La FHE soutient par ailleurs ceux qui, dans la communauté musulmane, sont prêts à affronter, en profondeur, la question délicate de la violence et de certains prescrits coraniques qui sonnent comme des appels permanents à la haine du juif, du chrétien et de l’incroyant, à l’humiliation de la femme et à la guerre sainte quand on les lit détachés de leur contexte d’il y a près de 15 siècles, comme n’importe quel non-spécialiste, musulman ou non. A l’évidence la plupart des musulmans vivent leur islam comme une religion de paix. Puisse cette lecture l’emporter haut et clair. Puisse aussi les responsables musulmans condamner, sans équivoque, l’instrumentalisation de leur prophète ou de leur dieu à des fins politiques et meurtrières. Cet appel s’adresse également aux représentants des autres religions.

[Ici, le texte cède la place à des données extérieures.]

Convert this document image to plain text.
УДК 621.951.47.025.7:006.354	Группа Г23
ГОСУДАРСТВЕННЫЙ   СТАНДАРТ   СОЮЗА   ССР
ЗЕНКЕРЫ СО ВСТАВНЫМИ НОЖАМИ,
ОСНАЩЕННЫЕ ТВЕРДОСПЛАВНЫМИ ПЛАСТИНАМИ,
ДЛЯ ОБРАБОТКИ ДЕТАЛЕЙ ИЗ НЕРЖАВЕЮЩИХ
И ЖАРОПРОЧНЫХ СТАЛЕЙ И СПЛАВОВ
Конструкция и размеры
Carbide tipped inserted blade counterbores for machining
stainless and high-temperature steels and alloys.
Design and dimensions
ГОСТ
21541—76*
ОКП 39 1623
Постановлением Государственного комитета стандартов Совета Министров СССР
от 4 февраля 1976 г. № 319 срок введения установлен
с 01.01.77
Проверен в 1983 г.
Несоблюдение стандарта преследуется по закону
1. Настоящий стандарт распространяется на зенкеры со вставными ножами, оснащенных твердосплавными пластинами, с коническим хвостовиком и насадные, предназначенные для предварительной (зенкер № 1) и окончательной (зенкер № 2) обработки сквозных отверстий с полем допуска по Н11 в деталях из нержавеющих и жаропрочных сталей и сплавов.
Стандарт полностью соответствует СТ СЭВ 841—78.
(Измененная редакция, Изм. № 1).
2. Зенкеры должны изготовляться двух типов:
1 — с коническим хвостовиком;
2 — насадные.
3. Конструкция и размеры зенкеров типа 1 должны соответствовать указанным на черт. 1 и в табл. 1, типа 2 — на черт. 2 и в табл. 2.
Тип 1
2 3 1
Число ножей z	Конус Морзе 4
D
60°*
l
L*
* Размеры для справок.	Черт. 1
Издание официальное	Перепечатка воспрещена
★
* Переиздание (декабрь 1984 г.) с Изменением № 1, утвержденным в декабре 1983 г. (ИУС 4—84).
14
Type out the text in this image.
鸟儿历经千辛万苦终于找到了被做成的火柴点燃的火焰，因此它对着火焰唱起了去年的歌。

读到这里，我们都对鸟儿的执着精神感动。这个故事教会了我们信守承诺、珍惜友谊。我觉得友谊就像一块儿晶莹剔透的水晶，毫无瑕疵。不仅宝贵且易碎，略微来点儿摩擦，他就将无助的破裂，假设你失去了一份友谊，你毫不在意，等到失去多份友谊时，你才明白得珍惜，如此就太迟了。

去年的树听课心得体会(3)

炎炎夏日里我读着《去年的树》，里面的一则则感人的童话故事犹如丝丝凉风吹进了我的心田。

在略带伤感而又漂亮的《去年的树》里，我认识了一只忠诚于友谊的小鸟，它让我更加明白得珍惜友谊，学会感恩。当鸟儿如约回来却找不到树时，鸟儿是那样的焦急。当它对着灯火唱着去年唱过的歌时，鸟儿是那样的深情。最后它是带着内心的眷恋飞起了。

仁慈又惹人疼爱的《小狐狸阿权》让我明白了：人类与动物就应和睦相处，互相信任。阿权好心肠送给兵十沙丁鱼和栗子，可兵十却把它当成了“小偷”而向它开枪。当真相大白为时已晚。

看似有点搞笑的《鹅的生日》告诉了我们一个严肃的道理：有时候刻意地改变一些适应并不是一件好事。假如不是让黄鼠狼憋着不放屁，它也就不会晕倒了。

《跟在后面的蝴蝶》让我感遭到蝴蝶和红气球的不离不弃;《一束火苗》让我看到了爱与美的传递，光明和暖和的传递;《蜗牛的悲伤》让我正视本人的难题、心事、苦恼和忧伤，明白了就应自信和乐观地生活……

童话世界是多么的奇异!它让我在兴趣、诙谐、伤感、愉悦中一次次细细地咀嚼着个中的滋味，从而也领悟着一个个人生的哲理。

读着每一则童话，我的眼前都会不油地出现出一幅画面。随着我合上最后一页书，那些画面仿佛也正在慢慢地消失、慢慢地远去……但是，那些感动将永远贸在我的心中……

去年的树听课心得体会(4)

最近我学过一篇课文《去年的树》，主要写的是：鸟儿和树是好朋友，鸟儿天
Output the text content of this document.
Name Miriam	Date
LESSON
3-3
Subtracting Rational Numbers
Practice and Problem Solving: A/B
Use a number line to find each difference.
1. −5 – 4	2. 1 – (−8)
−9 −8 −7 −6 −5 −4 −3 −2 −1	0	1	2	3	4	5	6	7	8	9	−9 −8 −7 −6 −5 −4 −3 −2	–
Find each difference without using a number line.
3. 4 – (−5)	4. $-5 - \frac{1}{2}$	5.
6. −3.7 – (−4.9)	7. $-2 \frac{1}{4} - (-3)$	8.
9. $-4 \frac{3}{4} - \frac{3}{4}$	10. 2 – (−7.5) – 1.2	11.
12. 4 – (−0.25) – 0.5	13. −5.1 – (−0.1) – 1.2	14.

La FHE poursuivra ses appels à la compréhension mutuelle, au-delà des traditions et des convictions. Il invite à jeter des ponts entre les hommes, pour mettre en évidence ce qui nous lie, pour soutenir tous ceux qui luttent en faveur du progrès et pour rassembler ceux qui savent tirer de la mémoire collective tout ce qui favorise l’ouverture au dialogue et à la modernité.

Notes

[1] Jurisprudence de la Cour européenne de sauvegarde des droits de l’homme.